One can argue that Massumi’ ideas about the political in art being a matter of form rather than content is not a groundbreaking innovation. One could also be skeptical about Massumi’s examples: for instance Gustav Mahler’s music and Robert Irwin’s art in the closing chapter exemplify too perfectly the theory of the event-value of art’s experience as lived abstraction. (pp. 53–54) Should activist philosophy be so detached from reality? In response, one could think of the above arguments in reverse. Not so much to find counterarguments, but directions through which the book opens up to its own points of departure.

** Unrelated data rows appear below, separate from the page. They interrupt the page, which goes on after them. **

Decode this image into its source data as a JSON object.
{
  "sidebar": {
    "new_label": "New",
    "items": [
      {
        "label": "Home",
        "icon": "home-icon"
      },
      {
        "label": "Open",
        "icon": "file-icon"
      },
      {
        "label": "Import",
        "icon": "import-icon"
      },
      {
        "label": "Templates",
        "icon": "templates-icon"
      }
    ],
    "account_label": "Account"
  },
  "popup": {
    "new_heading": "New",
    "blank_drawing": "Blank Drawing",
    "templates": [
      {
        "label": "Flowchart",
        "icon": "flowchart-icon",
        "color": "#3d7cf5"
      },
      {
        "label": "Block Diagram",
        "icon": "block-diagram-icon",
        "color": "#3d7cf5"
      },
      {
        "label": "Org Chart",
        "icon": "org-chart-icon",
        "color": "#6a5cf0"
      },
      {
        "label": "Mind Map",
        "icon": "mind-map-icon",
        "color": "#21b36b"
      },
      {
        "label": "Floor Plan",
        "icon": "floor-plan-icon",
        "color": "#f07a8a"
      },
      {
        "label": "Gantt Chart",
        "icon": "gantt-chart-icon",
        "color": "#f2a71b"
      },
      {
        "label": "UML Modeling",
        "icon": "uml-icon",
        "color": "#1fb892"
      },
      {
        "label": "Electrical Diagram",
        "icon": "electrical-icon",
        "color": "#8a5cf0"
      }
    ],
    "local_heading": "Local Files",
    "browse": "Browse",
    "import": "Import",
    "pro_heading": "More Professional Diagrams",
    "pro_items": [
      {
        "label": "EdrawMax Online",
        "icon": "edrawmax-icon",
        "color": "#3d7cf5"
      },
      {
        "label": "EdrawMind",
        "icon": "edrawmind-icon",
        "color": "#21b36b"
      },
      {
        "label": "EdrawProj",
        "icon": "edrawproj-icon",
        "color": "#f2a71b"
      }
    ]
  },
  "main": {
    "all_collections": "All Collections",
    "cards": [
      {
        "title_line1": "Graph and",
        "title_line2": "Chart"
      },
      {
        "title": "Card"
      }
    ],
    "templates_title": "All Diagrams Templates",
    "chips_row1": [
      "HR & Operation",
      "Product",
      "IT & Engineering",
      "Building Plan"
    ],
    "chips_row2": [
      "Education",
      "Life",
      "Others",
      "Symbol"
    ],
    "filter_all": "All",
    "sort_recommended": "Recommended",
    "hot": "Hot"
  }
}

Indeed, Semblance and Event seems to return to areas of formalist approaches to art. Approaches that since the 1970s have been heavily criticized and even held in contempt by critical art theorists as too ‘aesthetic’, elitist, apolitical, indifferent to cultural and social diversity of viewing subjects and even producing passive viewers. I think that Massumi’s approach shows where the baby was thrown away with the bathwater, by reminding us that ‘static’ form does not exist, by exploring the rich spectrum of activity among body, thought and imagination that is potentially capacitated by ‘just’ looking at images, ‘just’ experiencing lived abstraction, and by distinguishing between the interactive function and event-value of works of art.

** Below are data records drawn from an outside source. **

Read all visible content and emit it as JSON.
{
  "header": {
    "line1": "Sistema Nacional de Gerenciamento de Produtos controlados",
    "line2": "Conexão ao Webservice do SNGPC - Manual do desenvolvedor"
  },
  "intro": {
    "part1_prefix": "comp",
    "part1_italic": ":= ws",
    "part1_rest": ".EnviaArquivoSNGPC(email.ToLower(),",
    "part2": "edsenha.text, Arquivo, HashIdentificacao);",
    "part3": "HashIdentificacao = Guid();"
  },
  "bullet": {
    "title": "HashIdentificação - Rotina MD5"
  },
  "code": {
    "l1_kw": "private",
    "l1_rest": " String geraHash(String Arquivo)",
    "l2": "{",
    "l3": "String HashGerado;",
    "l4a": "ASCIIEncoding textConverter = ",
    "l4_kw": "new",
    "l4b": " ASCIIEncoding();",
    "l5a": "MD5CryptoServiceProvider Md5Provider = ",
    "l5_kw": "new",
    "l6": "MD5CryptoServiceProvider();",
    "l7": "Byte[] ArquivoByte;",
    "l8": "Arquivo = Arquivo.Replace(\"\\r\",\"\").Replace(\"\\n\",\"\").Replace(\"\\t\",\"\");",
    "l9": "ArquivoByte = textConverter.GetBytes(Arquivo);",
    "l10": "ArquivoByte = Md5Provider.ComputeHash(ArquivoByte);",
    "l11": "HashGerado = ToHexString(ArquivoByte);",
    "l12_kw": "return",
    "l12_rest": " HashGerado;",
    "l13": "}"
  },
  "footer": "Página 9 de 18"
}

Still, all this is not very new: similar threads of thought about perception and the politics of aesthetics can be drawn, for instance, from Rancière’s aesthetic theory. Semblance and Event covers ground neglected by Rancière. It explores intensively ‘the “how” of the process’ of any practice of expression and ‘the “which” of the differences occurring through the phases of the process, as it transformationally unfolds’. (p. 167) In exploring the ‘how’ and ‘which’ of processes, Semblance and Event accentuates that the ‘politics of aesthetics’ does not have to do with ‘distributions of the sensible’ only – thus with what is aisthÄ“ton or capable of being apprehended by the senses (Ranciere); it has to do ‘with distributions between the sensible and the nonsensuous: the double aesthetic-political economy of experience’. (p. 170)

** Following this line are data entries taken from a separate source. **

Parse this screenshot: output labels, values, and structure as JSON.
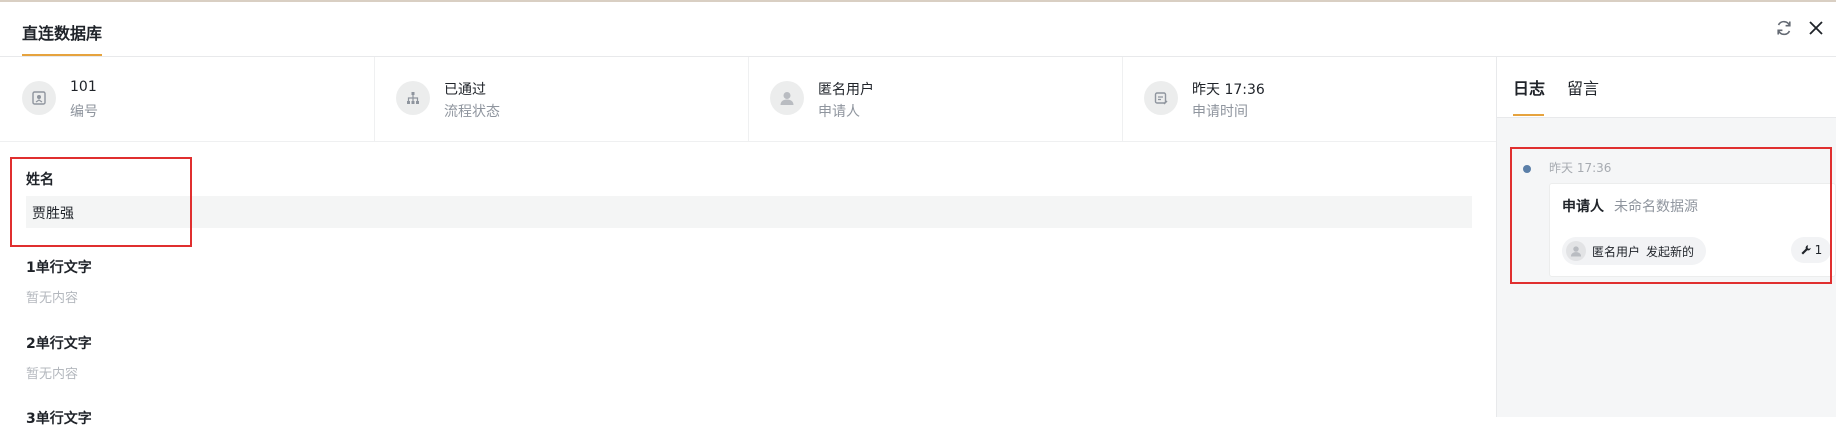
{
  "header": {
    "title": "直连数据库"
  },
  "info": [
    {
      "value": "101",
      "label": "编号",
      "icon": "id-badge-icon"
    },
    {
      "value": "已通过",
      "label": "流程状态",
      "icon": "org-chart-icon"
    },
    {
      "value": "匿名用户",
      "label": "申请人",
      "icon": "user-avatar-icon"
    },
    {
      "value": "昨天 17:36",
      "label": "申请时间",
      "icon": "calendar-edit-icon"
    }
  ],
  "form": {
    "name_label": "姓名",
    "name_value": "贾胜强",
    "fields": [
      {
        "label": "1单行文字",
        "value": "暂无内容"
      },
      {
        "label": "2单行文字",
        "value": "暂无内容"
      },
      {
        "label": "3单行文字"
      }
    ]
  },
  "side": {
    "tabs": [
      "日志",
      "留言"
    ],
    "log": {
      "time": "昨天 17:36",
      "applicant_key": "申请人",
      "applicant_value": "未命名数据源",
      "user": "匿名用户",
      "action": "发起新的",
      "count": "1"
    }
  },
  "colors": {
    "accent": "#e6a33e",
    "highlight": "#e02f2f",
    "timeline_dot": "#5b7fa8"
  }
}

The emphasis on the nonsensuous brings back the question of detachment from reality, activism’s sensitive spot. But what does it actually mean to be detached from reality when the experience and perception of reality itself has its detached side, the experience of semblance, the nonsensuous comprehension of things. The radical perfection of Irwin’s example shows how works of art have the capacity of making perceptible this duplicity of perception. As a clinically perfect case study for the lived abstraction of perceiving perception, the example’s generic character seems in tune with the book’s central concern and ambition: art and philosophy in Semblance and Event operate as theoretical toolkits rather than instruction manuals for understanding the politicality of process in creation and perception – leaving it to the book’s reception to show the tools’ use value.

Eva Fotiadi is Lecturer in Contemporary Art and Theory at the University of Amsterdam and the Gerrit Rietveld Academy of Arts. In 2011, her book The Game of Participation in Art and the Public Sphere was published.